Nei processi monocratici, su cento casi in cui la Procura decide di mandare a processo qualcuno, il 35% delle volte il primo appello si conclude con l’assoluzione. Ci sono dei picchi poi nei tribunali di Civitavecchia e Viterbo (45%), di Palermo, di Firenze e Milano (40%) e di Bari (41%).
Sono i dati raccolti a fatica dal Corriere della Sera, considerando che molti dei tribunali interpellati hanno dichiarato di non riuscire a reperire il dato, e altri non hanno proprio risposto.
Il dubbio lecito che emerge da questi numeri è che i pm agiscano in modo troppo sbrigativo, al fine di evadere quante più pratiche possibili, peccando di qualità ma puntando sulla quantità per fare avanzamenti di carriera.

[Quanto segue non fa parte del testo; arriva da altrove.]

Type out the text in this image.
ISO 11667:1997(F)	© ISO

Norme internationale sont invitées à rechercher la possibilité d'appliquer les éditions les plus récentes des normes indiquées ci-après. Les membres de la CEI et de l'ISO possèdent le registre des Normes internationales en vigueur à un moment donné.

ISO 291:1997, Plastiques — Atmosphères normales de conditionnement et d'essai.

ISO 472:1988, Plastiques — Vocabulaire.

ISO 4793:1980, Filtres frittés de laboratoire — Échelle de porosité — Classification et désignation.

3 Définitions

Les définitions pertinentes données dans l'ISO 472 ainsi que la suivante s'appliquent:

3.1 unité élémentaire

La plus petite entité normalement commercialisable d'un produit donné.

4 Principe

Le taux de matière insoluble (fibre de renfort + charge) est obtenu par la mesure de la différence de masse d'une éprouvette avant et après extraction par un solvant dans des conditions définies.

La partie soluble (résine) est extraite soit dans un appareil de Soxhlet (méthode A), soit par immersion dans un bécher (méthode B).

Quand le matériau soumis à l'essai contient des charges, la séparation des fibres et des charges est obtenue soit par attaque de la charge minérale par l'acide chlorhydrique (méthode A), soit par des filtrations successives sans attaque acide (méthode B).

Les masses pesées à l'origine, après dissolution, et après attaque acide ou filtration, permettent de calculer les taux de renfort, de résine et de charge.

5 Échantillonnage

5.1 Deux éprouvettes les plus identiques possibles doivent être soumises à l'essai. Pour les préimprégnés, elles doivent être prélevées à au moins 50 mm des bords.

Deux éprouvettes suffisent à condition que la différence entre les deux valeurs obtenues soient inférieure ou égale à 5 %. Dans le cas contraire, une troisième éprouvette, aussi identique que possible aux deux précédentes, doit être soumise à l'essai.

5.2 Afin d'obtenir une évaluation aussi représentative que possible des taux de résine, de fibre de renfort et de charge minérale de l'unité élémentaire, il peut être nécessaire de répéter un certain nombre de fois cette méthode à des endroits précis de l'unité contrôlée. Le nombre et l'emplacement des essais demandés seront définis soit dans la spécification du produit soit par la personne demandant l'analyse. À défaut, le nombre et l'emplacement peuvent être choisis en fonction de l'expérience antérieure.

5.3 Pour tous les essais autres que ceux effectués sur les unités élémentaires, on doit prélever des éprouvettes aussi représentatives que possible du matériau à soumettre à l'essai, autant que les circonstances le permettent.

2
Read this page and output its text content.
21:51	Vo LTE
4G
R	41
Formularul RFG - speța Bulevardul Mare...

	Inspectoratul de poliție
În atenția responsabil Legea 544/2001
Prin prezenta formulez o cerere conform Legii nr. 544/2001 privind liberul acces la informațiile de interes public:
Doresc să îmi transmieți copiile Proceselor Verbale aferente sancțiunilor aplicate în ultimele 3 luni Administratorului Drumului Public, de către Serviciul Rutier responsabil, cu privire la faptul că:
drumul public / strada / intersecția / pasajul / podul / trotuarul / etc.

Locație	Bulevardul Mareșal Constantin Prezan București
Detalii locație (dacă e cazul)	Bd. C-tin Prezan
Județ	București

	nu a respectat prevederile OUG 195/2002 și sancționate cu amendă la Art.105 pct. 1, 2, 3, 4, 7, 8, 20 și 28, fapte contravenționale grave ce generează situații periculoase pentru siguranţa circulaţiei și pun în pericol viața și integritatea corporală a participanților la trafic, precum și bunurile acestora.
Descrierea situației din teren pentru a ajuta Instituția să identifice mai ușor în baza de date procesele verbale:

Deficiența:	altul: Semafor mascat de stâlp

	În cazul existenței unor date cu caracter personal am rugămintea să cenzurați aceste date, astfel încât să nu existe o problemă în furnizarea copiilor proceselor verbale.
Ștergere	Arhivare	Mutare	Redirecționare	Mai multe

Se si parla con i giudici, questi affermano che gli atti dei pm sono spesso firmati da parte dello staff, che non è sufficientemente preparato e istruito. A sentire i pm, invece, i giudici non sfrutterebbero tutti i loro poteri istruttori e integrativi. Inoltre, nelle cause monocratiche sono sempre più spesso i magistrati onorari a sostenere l’accusa.
Alla base di tutto vi è un problema fondamentale: la lentezza delle procedure. Più esiste un ritardo in un tribunale, più tardi vengono fissati i processi, più passa il tempo e si perde la piena consapevolezza dei testi.